6.SAM(Supervised Attention Module)

7.ORSNet(Original Resolution Subnetwork)

四、损失函数

1.CharbonnierLoss

2.EdgeLoss


一、介绍

        论文地址:https://arxiv.org/pdf/2102.02808.pdf

        代码地址:http://github.com/swz30/MPRNet

        恢复图像任务,需要在空间细节和高级上下文特征之间取得复杂的平衡。于是作者设计了一个多阶段的模型,模型首先使用编解码器架构来学习上下文的特征,然后将它们与保留局部信息的高分辨率分支结合起来。

        打个比方,我要修复一张蛇的图片,编解码器负责提取高级上下文特征,告诉模型要在蛇身上“画”鳞片,而不是羽毛或其他东西;然后高分辨率分支负责细化鳞片的图案。

        MPRNet细节很多,但最主要的创新还是“多阶段”,模型共有三个阶段,前两个阶段是编解码器子网络,用来学习较大感受野的上下文特征,最后一个阶段是高分辨率分支,用于在最终的输出图像中构建所需的纹理。作者给出了Deblurring、Denoising、Deraining三个任务的项目,三个项目的backbone是一样的,只是参数规模有所不同(Deblurring>Denoising>Deraining),下面我们以最大的Deblurring为例进行介绍。

二、使用方法

        MPRNet项目分为Deblurring、Denoising和Deraining  三个子项目。作者没有用稀奇古怪的库,也没用高级的编程技巧,非常适合拿来研究学习,使用方法也很简单,几句话技能说完。

1.推理

        (1)下载预训练模型:预训练模型分别存在三个子项目的pretrained_models文件夹,下载地址在每个pretrained_models文件夹的 README.md中,需要科学上网,我放在了网盘里:

        链接:https://pan.baidu.com/s/1sxfidMvlU_pIeO5zD1tKZg 提取码:faye 

        (2)准备测试图片:将退化图片放在目录samples/input/中

        (3)执行demo.py

# 执行Deblurring
python demo.py --task  Deblurring

# 执行Denoising
python demo.py --task  Denoising

# 执行Deraining
python demo.py --task  Deraining

        (4)结果放在目录samples/output/中。

2.训练

        (1)根据Dataset文件夹内的README.md文件中的地址下载数据集。

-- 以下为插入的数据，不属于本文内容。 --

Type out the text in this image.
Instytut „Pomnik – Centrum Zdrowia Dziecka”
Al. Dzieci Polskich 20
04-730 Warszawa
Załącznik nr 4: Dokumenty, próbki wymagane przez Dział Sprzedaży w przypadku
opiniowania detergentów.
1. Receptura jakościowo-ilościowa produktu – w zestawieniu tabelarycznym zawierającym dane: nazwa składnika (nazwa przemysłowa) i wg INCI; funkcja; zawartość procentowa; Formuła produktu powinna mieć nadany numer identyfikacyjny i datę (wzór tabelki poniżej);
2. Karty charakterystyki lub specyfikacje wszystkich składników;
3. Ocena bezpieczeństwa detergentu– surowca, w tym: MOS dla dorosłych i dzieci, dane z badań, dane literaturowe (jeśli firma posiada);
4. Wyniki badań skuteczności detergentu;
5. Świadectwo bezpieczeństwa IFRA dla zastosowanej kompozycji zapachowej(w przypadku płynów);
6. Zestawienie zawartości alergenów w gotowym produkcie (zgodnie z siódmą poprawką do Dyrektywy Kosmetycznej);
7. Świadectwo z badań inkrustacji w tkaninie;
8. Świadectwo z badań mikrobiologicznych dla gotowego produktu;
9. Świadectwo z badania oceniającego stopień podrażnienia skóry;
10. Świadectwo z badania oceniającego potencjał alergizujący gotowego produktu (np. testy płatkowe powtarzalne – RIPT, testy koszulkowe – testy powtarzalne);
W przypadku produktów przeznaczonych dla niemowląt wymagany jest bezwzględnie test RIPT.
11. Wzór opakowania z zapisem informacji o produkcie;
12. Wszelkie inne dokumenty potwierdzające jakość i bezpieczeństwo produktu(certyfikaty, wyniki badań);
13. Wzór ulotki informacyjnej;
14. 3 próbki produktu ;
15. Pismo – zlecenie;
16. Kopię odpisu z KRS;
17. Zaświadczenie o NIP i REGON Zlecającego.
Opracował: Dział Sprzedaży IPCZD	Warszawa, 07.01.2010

        (2)查看training.yml是否需要修改,主要是最后的数据集地址。

        (3)执行训练

python train.py

三、MPRNet结构

        我将按照官方代码实现来介绍模型结构,一些重要模块的划分可能跟论文有区别,但是整体结构是一样的。

1.整体结构

        MPRNet官方给出的结构图如下:

【论文笔记】图像修复MPRNet:Multi-Stage Progressive Image Restoration 含代码解析_第1张图片

图1

        这个图总体概括了MPRNet的结构,但是很多细节没有表现出来,通过阅读代码我给出更加详细的模型结构介绍。下面的图中输入统一512x512,我们以Deblurring为例,并且batch_size=1。

        整体结构图如下:

【论文笔记】图像修复MPRNet:Multi-Stage Progressive Image Restoration 含代码解析_第2张图片

 图2

        图中的三个Input都是原图,整个模型三个阶段,整体流程如下:

        1.1 输入图片采用multi-patch方式分成四份,分成左上、右上、左下、右下;

        1.2 每个patch经过一个3x3的卷积扩充维度,为的是后面能提取更丰富的特征信息;

        1.3 经过CAB(Channel Attention Block),利用注意力机制提取每个维度上的特征;

        1.4 Encoder,编码三种尺度的图像特征,提取多尺度上下文特征,同时也是提取更深层的语义特征;

        1.5 合并深特征,将四个batch的同尺度特征合并成左右两个尺度,送入Decoder;

        1.6 Decoder,提取合并后的每个尺度的特征;

        1.7 输入图片采用multi-patch方式分成两份,分成左、右;

        1.8 将左右两个batch分别与Stage1 Decoder输出的大尺度特征图送入SAM(Supervised Attention Module),SAM在训练的时候可以利用GT为当前阶段的恢复过程提供有用的控制信号;

        1.9 SAM的输出分成两部分,一部分是第二次输入的原图特征,它将继续下面的流程;一部分用于训练时的Stage1输出,可以利用GT更快更好的让模型收敛。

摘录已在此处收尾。